Near the city of Choibalsan in the Dornod province (far Northeast Mongolia), the Kherlen river feeds several soda lakes, located (geologically) in the north Kerulen Block of the Central Mongolian Fold System. They are closed lakes fed by groundwater, with hardly any surface inflow or outflow, in basins formed in basalt, pyroclastic material and rhyolite erupted from the ChoibalsanOnon volcanic chain during the late Cretaceous; among these lakes are the Tsaidam lakes, the Gurvany lakes and the Shar Burdiin lake. The groundwater that feeds the soda lakes comes from a shallow unconfined aquifer recharged by rainfall and snowmelt, and from precipitation in the highlands north of the lakes. But the local climate is semi-arid, with only 207 mm mean annual precipitation distributed unequally throughout the year. This means that groundwater recharge is relatively rare: only the largest precipitation events and snowmelt periods result in significant recharge.

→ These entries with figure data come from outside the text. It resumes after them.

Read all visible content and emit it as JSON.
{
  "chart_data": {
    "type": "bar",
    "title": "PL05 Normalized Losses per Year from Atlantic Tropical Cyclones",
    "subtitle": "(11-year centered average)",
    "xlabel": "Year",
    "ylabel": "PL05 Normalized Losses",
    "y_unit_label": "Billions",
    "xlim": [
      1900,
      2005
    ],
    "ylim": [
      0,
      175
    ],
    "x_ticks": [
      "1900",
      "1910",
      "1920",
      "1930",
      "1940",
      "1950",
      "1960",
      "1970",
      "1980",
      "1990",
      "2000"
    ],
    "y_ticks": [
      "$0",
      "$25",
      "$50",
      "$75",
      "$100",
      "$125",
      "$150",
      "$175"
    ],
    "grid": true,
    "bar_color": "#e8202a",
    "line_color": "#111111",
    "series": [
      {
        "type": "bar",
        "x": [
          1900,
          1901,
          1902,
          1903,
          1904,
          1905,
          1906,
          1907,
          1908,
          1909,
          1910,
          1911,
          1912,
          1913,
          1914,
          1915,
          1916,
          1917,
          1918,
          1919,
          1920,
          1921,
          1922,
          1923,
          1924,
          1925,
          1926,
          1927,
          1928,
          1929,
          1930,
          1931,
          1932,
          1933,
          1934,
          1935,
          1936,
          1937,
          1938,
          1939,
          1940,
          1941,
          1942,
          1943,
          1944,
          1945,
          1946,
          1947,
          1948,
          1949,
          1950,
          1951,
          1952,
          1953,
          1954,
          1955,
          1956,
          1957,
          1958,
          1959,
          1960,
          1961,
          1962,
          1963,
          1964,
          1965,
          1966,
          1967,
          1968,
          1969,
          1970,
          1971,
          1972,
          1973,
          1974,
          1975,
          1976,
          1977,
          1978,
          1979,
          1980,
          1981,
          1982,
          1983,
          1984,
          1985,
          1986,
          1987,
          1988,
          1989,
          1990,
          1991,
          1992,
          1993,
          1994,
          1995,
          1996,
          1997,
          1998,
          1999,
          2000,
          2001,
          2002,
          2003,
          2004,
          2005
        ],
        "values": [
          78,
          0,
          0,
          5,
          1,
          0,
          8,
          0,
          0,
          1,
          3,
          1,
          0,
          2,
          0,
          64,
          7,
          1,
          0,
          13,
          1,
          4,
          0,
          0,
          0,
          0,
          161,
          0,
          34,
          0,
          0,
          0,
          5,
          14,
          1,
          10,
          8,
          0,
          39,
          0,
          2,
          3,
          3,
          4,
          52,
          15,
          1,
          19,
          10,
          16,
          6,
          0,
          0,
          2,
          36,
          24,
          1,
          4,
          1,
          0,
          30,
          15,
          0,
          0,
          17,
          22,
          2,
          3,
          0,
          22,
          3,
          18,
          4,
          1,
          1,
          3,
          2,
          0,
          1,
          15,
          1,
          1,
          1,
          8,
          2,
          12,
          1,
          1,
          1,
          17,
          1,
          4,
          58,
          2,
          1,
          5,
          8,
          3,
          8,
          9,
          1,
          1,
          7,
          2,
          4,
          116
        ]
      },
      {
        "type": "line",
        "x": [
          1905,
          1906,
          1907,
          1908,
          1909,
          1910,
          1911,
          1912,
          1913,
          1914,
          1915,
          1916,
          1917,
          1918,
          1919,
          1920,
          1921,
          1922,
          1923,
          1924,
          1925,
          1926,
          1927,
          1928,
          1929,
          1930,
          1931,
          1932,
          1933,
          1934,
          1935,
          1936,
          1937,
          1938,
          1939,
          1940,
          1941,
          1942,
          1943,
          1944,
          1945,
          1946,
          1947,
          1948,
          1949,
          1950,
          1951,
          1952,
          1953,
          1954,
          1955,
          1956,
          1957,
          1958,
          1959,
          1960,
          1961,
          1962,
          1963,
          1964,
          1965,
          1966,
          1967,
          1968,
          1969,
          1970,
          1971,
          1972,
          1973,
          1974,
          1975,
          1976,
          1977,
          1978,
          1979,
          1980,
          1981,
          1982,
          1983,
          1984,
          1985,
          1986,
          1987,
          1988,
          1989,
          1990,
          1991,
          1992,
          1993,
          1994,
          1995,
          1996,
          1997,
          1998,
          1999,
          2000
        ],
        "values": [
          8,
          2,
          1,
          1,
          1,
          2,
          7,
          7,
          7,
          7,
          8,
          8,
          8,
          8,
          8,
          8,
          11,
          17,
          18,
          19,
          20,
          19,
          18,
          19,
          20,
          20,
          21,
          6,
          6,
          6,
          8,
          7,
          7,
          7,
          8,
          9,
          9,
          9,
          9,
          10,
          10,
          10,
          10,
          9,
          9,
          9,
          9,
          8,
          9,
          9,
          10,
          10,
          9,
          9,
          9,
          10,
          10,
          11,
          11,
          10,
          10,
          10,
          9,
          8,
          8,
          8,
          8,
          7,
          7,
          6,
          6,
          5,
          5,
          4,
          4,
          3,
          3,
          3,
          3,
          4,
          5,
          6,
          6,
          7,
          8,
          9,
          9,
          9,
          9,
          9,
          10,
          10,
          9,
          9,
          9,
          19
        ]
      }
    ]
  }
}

The Kherlen River is the regional discharge point and also represents a hydrogeological divide for the shallow unconfined aquifer, as groundwater flows south along the topographic gradient. The lakes in their shallow closed basins act as evaporative discharge points.

Several of these lakes are exceedingly rich in uranium; in one location of the Shar Burdiin lake, uranium concentration has been measured at 62.5 μM, which may be the highest reported naturally occurring U concentration in a surface water body. Shar Burdiin is also the most highly evaporated lake.